Based on understanding the molecular mechanism of imatinib activity, structural modifications led to the development of nilotinib. Like imatinib, nilotinib inhibits Bcr-Abl by binding to an inactive, DFG-out conformation of the ABL kinase domain, thus preventing the enzyme from adopting the catalytically active conformation and blocking the tyrosine phosphorylation of proteins involved in Bcr-Abl signal transduction. The improved binding of nilotinib results in greater potency and selectivity over the KIT and PDGF receptor kinases, but it has no activity against targets such as the Src-family of tyrosine kinases. In preclinical models, nilotinib was 30 times more potent than imatinib in imatinib-sensitive CML cell lines. It maintained activity in 32 of 33 imatinib-resistant BCR-ABL mutant cell lines, encouraging its development in CML. Results from a phase 1 dose-escalation study performed in patients with imatinib-resistant CML and Ph+ acute lymphoblastic leukemia (ALL) indicated that nilotinib produced significant hematologic and cytogenetic responses in all phases of CML. Side effects potentially related to nilotinib included grade 3 or 4 hematologic toxicity, with cytopenias in 6% to 20% of patients, as well as transient indirect hyperbilirubinemia and skin rash.

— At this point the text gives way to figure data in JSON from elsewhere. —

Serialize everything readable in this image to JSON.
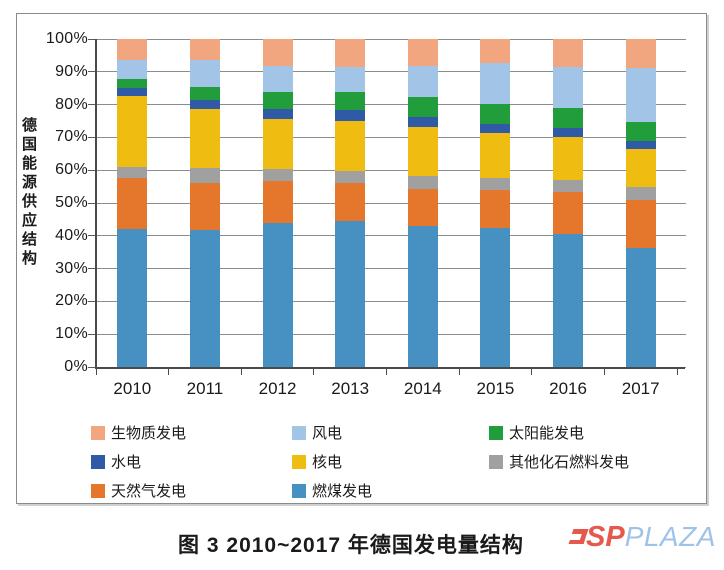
{
  "figure": {
    "caption": "图 3  2010~2017 年德国发电量结构",
    "y_axis": {
      "title": "德国能源供应结构",
      "tick_labels": [
        "100%",
        "90%",
        "80%",
        "70%",
        "60%",
        "50%",
        "40%",
        "30%",
        "20%",
        "10%",
        "0%"
      ]
    },
    "x_axis": {
      "categories": [
        "2010",
        "2011",
        "2012",
        "2013",
        "2014",
        "2015",
        "2016",
        "2017"
      ]
    },
    "legend": {
      "columns": [
        [
          {
            "label": "生物质发电",
            "color": "#F2A680"
          },
          {
            "label": "水电",
            "color": "#3059A6"
          },
          {
            "label": "天然气发电",
            "color": "#E5772D"
          }
        ],
        [
          {
            "label": "风电",
            "color": "#A2C4E6"
          },
          {
            "label": "核电",
            "color": "#EFBD12"
          },
          {
            "label": "燃煤发电",
            "color": "#4691C2"
          }
        ],
        [
          {
            "label": "太阳能发电",
            "color": "#219D3B"
          },
          {
            "label": "其他化石燃料发电",
            "color": "#A0A0A0"
          }
        ]
      ]
    },
    "watermark": {
      "red_text": "SP",
      "blue_text": "PLAZA",
      "red_color": "#E6584C",
      "blue_color": "#9FC3E8"
    }
  },
  "chart_data": {
    "type": "bar",
    "stacked": true,
    "title": "图 3  2010~2017 年德国发电量结构",
    "xlabel": "",
    "ylabel": "德国能源供应结构",
    "ylim": [
      0,
      100
    ],
    "ytick_step_percent": 10,
    "grid": true,
    "legend_position": "bottom",
    "categories": [
      "2010",
      "2011",
      "2012",
      "2013",
      "2014",
      "2015",
      "2016",
      "2017"
    ],
    "series_note": "values are percent of total generation; series listed bottom-to-top of stack",
    "series": [
      {
        "name": "燃煤发电",
        "color": "#4691C2",
        "values": [
          42.0,
          41.8,
          44.0,
          44.5,
          43.1,
          42.3,
          40.5,
          36.4
        ]
      },
      {
        "name": "天然气发电",
        "color": "#E5772D",
        "values": [
          15.5,
          14.4,
          12.8,
          11.6,
          11.1,
          11.6,
          12.8,
          14.5
        ]
      },
      {
        "name": "其他化石燃料发电",
        "color": "#A0A0A0",
        "values": [
          3.5,
          4.4,
          3.7,
          3.8,
          3.9,
          3.7,
          3.7,
          4.0
        ]
      },
      {
        "name": "核电",
        "color": "#EFBD12",
        "values": [
          21.7,
          18.0,
          15.2,
          15.2,
          15.1,
          13.7,
          13.2,
          11.6
        ]
      },
      {
        "name": "水电",
        "color": "#3059A6",
        "values": [
          2.5,
          2.8,
          3.0,
          3.2,
          3.1,
          2.7,
          2.7,
          2.5
        ]
      },
      {
        "name": "太阳能发电",
        "color": "#219D3B",
        "values": [
          2.5,
          4.0,
          5.0,
          5.5,
          6.1,
          6.1,
          6.1,
          5.6
        ]
      },
      {
        "name": "风电",
        "color": "#A2C4E6",
        "values": [
          5.8,
          8.2,
          8.2,
          7.6,
          9.3,
          12.6,
          12.4,
          16.7
        ]
      },
      {
        "name": "生物质发电",
        "color": "#F2A680",
        "values": [
          6.5,
          6.4,
          8.1,
          8.6,
          8.3,
          7.3,
          8.6,
          8.7
        ]
      }
    ]
  }
}
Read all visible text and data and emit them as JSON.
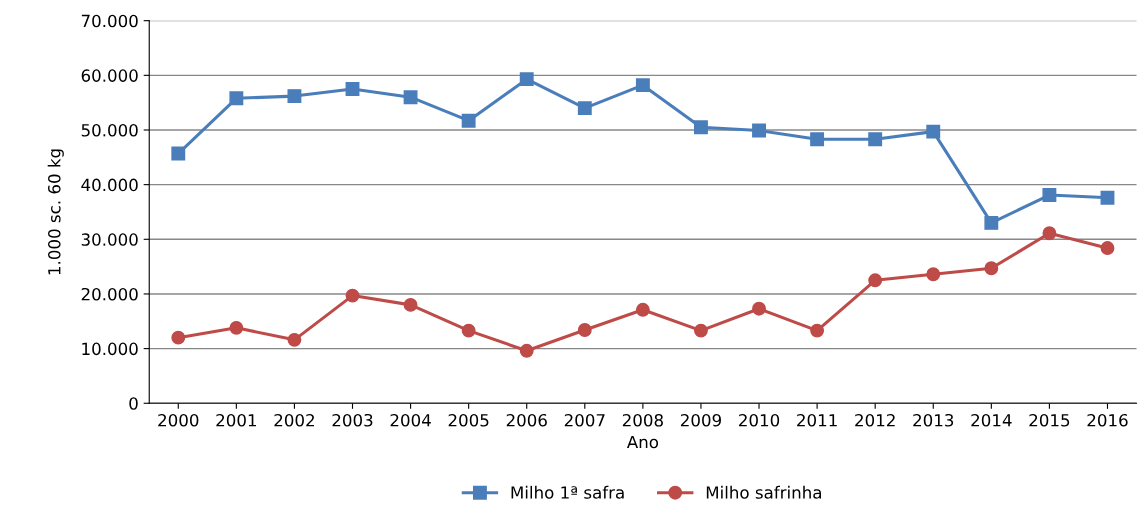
{
  "chart_data": {
    "type": "line",
    "xlabel": "Ano",
    "ylabel": "1.000 sc. 60 kg",
    "categories": [
      "2000",
      "2001",
      "2002",
      "2003",
      "2004",
      "2005",
      "2006",
      "2007",
      "2008",
      "2009",
      "2010",
      "2011",
      "2012",
      "2013",
      "2014",
      "2015",
      "2016"
    ],
    "series": [
      {
        "name": "Milho 1ª safra",
        "color": "#4a7ebb",
        "marker": "square",
        "values": [
          45700,
          55800,
          56200,
          57500,
          56000,
          51700,
          59300,
          54000,
          58200,
          50500,
          49900,
          48300,
          48300,
          49700,
          33000,
          38100,
          37600
        ]
      },
      {
        "name": "Milho safrinha",
        "color": "#be4b48",
        "marker": "circle",
        "values": [
          12000,
          13800,
          11600,
          19700,
          18000,
          13300,
          9600,
          13400,
          17100,
          13300,
          17300,
          13300,
          22500,
          23600,
          24700,
          31100,
          28400
        ]
      }
    ],
    "ylim": [
      0,
      70000
    ],
    "yticks": [
      0,
      {
        "value": 10000,
        "label": "10.000"
      },
      {
        "value": 20000,
        "label": "20.000"
      },
      {
        "value": 30000,
        "label": "30.000"
      },
      {
        "value": 40000,
        "label": "40.000"
      },
      {
        "value": 50000,
        "label": "50.000"
      },
      {
        "value": 60000,
        "label": "60.000"
      },
      {
        "value": 70000,
        "label": "70.000"
      }
    ],
    "grid": "y",
    "legend": "bottom",
    "line_style": "solid"
  }
}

Adverse events with a suspected relationship to nilotinib are summarized below. These were generally mild to moderate in severity. The most commonly reported nonhematologic events considered possibly related to nilotinib and of any grade severity were rash (28%), nausea and pruritus (24% each), and headache and fatigue (19% each). Grade 3 or 4 toxicities were noted in 3% or less patients. Clinically notable adverse events reported with other Bcr-Abl inhibitors, such as pleural effusions, pericardial effusions, pulmonary edema, and left ventricular dysfunction, were rarely observed with nilotinib[2].

References

[1] A Hochhaus. “Long-term benefits and risks of frontline nilotinib vs imatinib for chronic myeloid leukemia in chronic phase: 5-year update of the randomized ENESTnd trial.” Leukemia 30 5 (2016): 1044–1054.

[2] Hagop M Kantarjian. “Nilotinib (formerly AMN107), a highly selective BCR-ABL tyrosine kinase inhibitor, is effective in patients with Philadelphia chromosome-positive chronic myelogenous leukemia in chronic phase following imatinib resistance and intolerance.” Blood 110 10 (2007): 3540–6.